Part B — Market and Household Impact
The chipflation feedback loop
The same supply constraints and AI-driven demand surge that have propelled Samsung and SK Hynix to combined operating-profit forecasts of more than KRW 600 trillion for 2026 are now transmitting into consumer prices in ways that analysts are beginning to call "chipflation."
Data from Korea's national statistics agency show that storage-device prices jumped 45.6% year-on-year in June 2026, the highest inflation rate among the 458 items tracked in the country's consumer price index. Personal computer prices rose 22.2% over the same period, accelerating from just 5.1% in January through 10.8% in February, 12.4% in March, 19.4% in April, and 19.0% in May.
To put those figures in context: diesel fuel — whose price surged amid ongoing Middle East conflict — rose 33.7% year-on-year in June. Gasoline rose 23.1%. Korean consumers are now paying more for a hard drive or a laptop than they are absorbing from oil-price inflation at the fuel pump.
Structural risk: a two-company market
The market-cap data cited by the Bank of Korea underscore how unusual the current KOSPI structure has become.

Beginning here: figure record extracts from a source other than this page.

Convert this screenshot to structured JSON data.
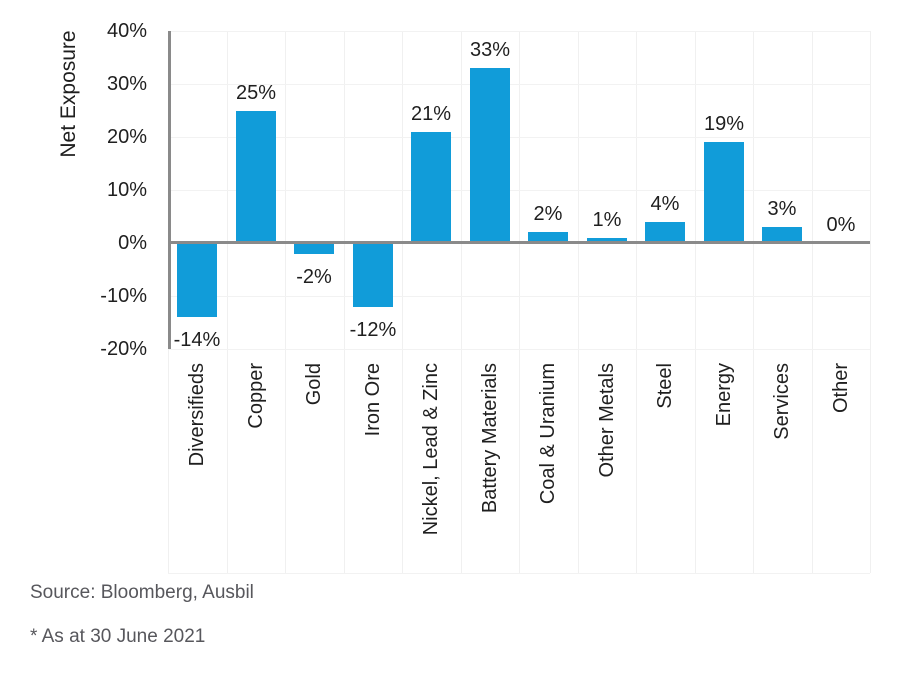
{
  "chart_data": {
    "type": "bar",
    "title": "",
    "xlabel": "",
    "ylabel": "Net Exposure",
    "categories": [
      "Diversifieds",
      "Copper",
      "Gold",
      "Iron Ore",
      "Nickel, Lead & Zinc",
      "Battery Materials",
      "Coal & Uranium",
      "Other Metals",
      "Steel",
      "Energy",
      "Services",
      "Other"
    ],
    "values": [
      -14,
      25,
      -2,
      -12,
      21,
      33,
      2,
      1,
      4,
      19,
      3,
      0
    ],
    "value_labels": [
      "-14%",
      "25%",
      "-2%",
      "-12%",
      "21%",
      "33%",
      "2%",
      "1%",
      "4%",
      "19%",
      "3%",
      "0%"
    ],
    "yticks": [
      40,
      30,
      20,
      10,
      0,
      -10,
      -20
    ],
    "ytick_labels": [
      "40%",
      "30%",
      "20%",
      "10%",
      "0%",
      "-10%",
      "-20%"
    ],
    "ylim": [
      -20,
      40
    ],
    "grid": true,
    "legend_position": "none",
    "bar_color": "#119CD9",
    "axis_color": "#8A8A8A",
    "text_color": "#1F1F1F",
    "note_color": "#57575C"
  },
  "footer": {
    "source": "Source: Bloomberg, Ausbil",
    "footnote": "* As at 30 June 2021"
  }
}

When two companies in a single industry account for more than half the benchmark index's market capitalisation and nearly two-thirds of its daily trading turnover, sector-specific shocks — a HBM yield miss, a major customer inventory correction, or a fresh round of US export controls — carry systemic implications for retail portfolios far beyond their footprint in the real economy.
The Bank of Korea's concern is not just about individual investor losses in a downturn. The leverage ETF mechanism — daily rebalancing and delta-hedging by market makers — means that selling pressure in the underlying shares can amplify mechanically as prices fall, potentially converting a fundamentals-driven correction into a broader liquidity event.
What foreign investors are watching
Foreign net selling of KOSPI equities in the first half of 2026 totalled KRW 156 trillion, making it the second-worst H1 for foreign outflows since 1998, according to the article published earlier today on this site. Today's BoK submission adds a new dimension to that trend: domestic retail investors have stepped into the void left by foreigners, partly via leverage and single-stock ETFs, at precisely the moment regulators are raising alarm about concentrated positions in two heavyweight names.
Whether the Bank of Korea follows its written warnings with concrete macroprudential action — such as tighter loan-to-value limits on margin accounts or position-size caps on leverage ETF exposure — remains to be seen. The June 24 Financial Stability Report contained softer language than Sunday's submission, suggesting the central bank is still calibrating its response. Investors with concentrated exposure to Samsung and SK Hynix, either directly or through leverage products, should treat the escalating warnings as a signal that regulatory intervention is on the table.